By Dylan Corey, Collegian Staff

The Massachusetts football team honored five players for Senior Day ahead of Saturday’s 35-10 loss against the University of Maine. Willie Allen, Eric Collins, Evan Deckers, George Georgopoulos, and Avien Peah were recognized with their parents as some of the rare seniors and graduate students on UMass’ young roster.

While Allen and Collins transferred to UMass, Deckers, Georgopoulos, and Peah have spent their entire collegiate career with the program and watched a revolving door at the head coaching position. They saw the tail end of Mark Whipple’s time in Amherst, endured a painstakingly embarrassing 2-23 record under Walt Bell, and lost their final Homecoming game along with Senior Day to a pair of FCS teams that were paid over $600,000 combined to play the Minutemen under interim head coach Alex Miller.

Among all the possible critiques of the various coaches or Athletic Director Ryan Bamford, there’s no excuse for the seniors that chose to play here, stay here, and invested countless hours of time to never win more than one game in a season. Following the loss to Maine, the team refused to allow players to speak with the media for the second week in a row. Among those requested was Avien Peah, who would’ve been given a chance to reflect on his final game at McGuirk and offer his thoughts on the past and future of the program.

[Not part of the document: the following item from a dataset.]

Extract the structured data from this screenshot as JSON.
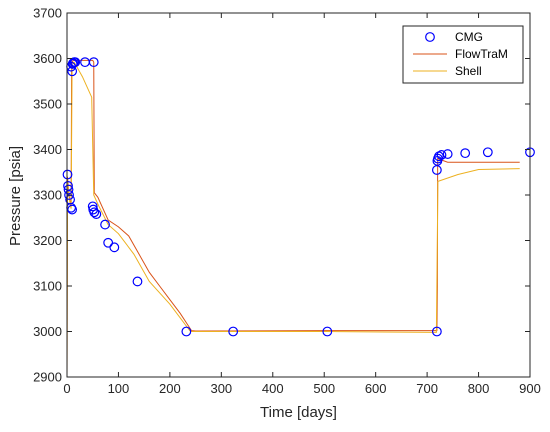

The timing of Bamford firing Bell and defensive coordinator Tommy Restivo the week of Senior Day shows how the seniors have been continually ignored and disrespected by the program. Bamford has always waited to make these changes until the end of the year but stated in a press conference that part of what went into the decision was allowing a prospective head coach to capitalize on the early Dec. 15 signing date in college football.

The issue is Bamford also admitted that most of his coaching targets are currently in positions of their own, and therefore aren’t focused on recruiting for UMass. He listed an arbitrary hiring date of Dec. 1 and said it would give that coach two weeks to work on building a recruiting class.

“We cannot miss a recruiting cycle,” Bamford said. “While I certainly would have hoped for better results and giving ourselves a chance to evaluate the entire body of work through 12 games, I felt like this was in the best interest of the future of the program.”

Admittedly, Bamford has a tough role to find a balance between trying to win whatever games you can as well as the bigger picture of thinking about the future of the program. But it’s a tough sell to say that a future coach, who may or may not be hired in time to contact and bring in recruits for a couple of weeks should take complete priority over the seniors and graduates. Those student athletes have dedicated so much to a losing program while Bamford takes chances on first-time coaches and agrees to a hefty contract extension.

Later in that press conference, Bamford said that he told the upperclassmen that he appreciated their work, commitment, and dedication to the team. He also told them that at some point, football ends for everyone and they at least have a valuable degree.

Causing complete chaos and unrest by firing their head coach and defensive coordinator right before Senior Day isn’t the best way for Bamford to walk the walk. Miller spoke to how hectic his role has been in the last few days as an interim head coach, especially as it pertains to figuring out the best method of assigning play calling duties.

“The beauty about when you get thrown in a fire like this is you see what burns and you see what doesn’t,” Miller said.

But if you’re Bamford, abandoning your current seniors and giving them little to no shot on Senior Day or the rest of the season while citing the possibility of having a few extra days to recruit come December as justification? That burns. That burns players like Peah, Georgopoulos, and Deckers for everything they have given to the program. It burns a bright light on the issues with the management of Massachusetts football.